"Matière et Systèmes Complexes"
Lundi 2 juin 2008 à 11h30
Bâtiment Condorcet, 4ème étage, salle 454 A.
(Institut Curie, Paris, et University of Pennsylvania, Philadelphia)
Microtubules, microfluidics, and cell shape
The microtubule cytoskeleton is essential for cellular processes such as mitosis, organelle transport, and cell polarity. The key organizer of microtubules is the microtubule organizing center (MTOC). All MTOCs are composed of multi-protein complexes and share three general properties: a) They nucleate microtubules, via the gamma-tubulin ring complex (g-TuRC). b) They arrange the microtubules into functional patterns. And c) They attach the microtubules to their proper organelle targets. My lab studies mechanisms which generate linear arrays of microtubules.
The fission yeast Schizosaccharomyces pombe is an ideal organism to study linear arrays of microtubules and MTOCs because they are genetically tractable, optically convenient for high spatial-temporal resolution imaging and analysis, and have MTOCs which organize linear arrays of microtubules.

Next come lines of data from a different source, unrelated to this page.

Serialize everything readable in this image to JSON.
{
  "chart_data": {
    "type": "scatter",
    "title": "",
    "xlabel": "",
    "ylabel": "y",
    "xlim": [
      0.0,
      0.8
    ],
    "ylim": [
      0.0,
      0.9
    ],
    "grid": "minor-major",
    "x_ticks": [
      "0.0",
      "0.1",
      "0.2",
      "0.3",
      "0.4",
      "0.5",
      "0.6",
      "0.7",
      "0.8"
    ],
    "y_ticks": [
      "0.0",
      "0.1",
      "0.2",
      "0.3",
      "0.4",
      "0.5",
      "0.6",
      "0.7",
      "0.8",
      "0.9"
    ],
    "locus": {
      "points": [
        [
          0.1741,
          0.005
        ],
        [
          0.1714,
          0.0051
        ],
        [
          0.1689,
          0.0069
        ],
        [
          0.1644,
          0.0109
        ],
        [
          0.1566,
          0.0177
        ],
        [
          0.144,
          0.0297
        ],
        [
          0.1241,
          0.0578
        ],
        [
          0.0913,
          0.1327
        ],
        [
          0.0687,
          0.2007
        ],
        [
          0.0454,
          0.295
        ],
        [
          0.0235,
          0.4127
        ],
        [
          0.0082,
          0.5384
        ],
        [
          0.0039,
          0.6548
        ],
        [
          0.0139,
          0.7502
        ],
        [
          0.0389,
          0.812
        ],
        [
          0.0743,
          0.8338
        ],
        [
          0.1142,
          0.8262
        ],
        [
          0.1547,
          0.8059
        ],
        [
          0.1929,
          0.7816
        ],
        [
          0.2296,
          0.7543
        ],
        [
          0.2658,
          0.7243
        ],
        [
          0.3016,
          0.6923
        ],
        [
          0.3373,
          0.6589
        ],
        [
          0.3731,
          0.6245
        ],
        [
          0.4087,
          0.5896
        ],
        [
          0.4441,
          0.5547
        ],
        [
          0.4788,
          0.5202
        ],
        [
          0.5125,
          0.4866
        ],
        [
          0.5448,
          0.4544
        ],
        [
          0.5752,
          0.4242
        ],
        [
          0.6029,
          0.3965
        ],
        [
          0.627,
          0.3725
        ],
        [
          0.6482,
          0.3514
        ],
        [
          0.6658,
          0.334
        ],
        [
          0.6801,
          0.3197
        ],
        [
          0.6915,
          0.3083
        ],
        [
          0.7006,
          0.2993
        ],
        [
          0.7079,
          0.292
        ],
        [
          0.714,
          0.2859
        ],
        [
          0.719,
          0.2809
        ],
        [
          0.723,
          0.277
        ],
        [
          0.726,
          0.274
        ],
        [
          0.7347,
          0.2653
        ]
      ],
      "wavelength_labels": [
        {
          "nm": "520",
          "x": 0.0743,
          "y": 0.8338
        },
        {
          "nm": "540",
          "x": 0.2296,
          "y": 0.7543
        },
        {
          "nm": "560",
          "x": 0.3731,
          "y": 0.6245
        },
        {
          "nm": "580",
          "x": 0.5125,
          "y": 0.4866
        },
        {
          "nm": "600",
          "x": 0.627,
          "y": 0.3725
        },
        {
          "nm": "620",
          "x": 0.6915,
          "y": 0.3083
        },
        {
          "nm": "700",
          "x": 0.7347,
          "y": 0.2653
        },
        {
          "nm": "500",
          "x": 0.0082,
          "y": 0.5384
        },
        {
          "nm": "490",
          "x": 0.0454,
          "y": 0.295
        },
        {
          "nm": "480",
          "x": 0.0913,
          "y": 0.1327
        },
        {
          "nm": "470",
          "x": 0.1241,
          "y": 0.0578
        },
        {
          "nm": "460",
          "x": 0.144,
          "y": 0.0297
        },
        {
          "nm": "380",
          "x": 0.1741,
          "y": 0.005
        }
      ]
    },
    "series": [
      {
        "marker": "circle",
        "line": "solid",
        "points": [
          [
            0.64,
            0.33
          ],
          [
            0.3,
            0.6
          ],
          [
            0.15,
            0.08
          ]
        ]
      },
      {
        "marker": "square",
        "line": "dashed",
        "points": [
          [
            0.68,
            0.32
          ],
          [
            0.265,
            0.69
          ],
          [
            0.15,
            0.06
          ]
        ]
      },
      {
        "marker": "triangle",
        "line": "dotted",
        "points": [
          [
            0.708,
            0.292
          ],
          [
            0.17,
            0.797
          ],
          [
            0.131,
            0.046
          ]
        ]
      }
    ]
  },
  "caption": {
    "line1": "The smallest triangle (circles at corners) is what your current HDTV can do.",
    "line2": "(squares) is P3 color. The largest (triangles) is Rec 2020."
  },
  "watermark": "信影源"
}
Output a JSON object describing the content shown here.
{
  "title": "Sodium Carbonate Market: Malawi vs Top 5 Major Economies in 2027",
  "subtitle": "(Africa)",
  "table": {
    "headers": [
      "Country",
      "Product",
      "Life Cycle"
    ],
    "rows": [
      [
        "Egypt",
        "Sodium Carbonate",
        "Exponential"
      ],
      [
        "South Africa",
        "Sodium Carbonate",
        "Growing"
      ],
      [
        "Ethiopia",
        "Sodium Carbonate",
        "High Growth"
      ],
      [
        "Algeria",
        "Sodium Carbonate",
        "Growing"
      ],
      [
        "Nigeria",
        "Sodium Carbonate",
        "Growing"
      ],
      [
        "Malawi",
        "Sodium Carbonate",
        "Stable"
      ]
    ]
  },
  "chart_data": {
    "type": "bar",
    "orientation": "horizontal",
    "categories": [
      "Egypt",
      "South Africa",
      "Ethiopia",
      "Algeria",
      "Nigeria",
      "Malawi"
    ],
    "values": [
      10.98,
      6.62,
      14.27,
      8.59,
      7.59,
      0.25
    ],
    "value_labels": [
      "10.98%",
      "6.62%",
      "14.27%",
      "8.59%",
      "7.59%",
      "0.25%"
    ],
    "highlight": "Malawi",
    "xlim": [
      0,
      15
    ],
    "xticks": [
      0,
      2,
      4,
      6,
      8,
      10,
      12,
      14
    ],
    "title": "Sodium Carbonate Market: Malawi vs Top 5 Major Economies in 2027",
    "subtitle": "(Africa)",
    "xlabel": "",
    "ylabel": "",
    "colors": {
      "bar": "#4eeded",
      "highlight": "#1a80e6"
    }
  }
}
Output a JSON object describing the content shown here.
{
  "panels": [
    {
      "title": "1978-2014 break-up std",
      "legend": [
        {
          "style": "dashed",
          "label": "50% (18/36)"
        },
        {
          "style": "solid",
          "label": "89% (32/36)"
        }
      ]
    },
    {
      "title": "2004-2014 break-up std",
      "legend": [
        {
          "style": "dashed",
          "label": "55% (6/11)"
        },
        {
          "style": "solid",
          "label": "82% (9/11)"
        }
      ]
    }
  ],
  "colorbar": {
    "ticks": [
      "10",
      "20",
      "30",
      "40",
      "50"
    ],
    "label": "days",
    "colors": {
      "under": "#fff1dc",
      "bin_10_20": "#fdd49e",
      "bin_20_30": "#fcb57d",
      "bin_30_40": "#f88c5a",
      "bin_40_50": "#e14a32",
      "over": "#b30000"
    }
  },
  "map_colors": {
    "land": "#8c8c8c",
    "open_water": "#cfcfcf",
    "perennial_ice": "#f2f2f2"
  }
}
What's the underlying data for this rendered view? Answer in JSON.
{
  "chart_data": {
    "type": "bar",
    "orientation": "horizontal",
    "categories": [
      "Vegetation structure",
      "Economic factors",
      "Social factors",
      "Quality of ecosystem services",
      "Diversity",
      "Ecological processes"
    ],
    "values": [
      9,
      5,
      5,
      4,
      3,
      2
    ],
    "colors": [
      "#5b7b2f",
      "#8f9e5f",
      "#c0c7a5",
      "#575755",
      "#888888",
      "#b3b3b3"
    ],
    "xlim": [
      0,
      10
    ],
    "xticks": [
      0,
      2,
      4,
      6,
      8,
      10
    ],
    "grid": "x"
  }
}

Using a combination of in vivo live cell imaging and in vitro motility assays with purified proteins, and combined with microfabrication and microfluidic technologies, we are investigating the molecular mechanism of how antiparallel linear arrays of microtubules are formed and their function in cell polarity. We discovered that: 1) mto2p recruits g-TuRCs to pre-existing microtubules and activates de novo nucleation of a new microtubule on the pre-existing microtubule, 2) ase1p preferentially bundles the new and old microtubules into an antiparallel array, 3) this new antiparallel microtubule array is then pulled to the site of the iMTOC by the minus end kinesin klp2p, 4) this microtubule architecture allows for the initiation and maintenance of polarized cell growth. Our results suggest a model where microtubules, MAPs, and motors interact in a coordinated manner to organize linear and dynamic microtubule structures for proper organization of cell shape.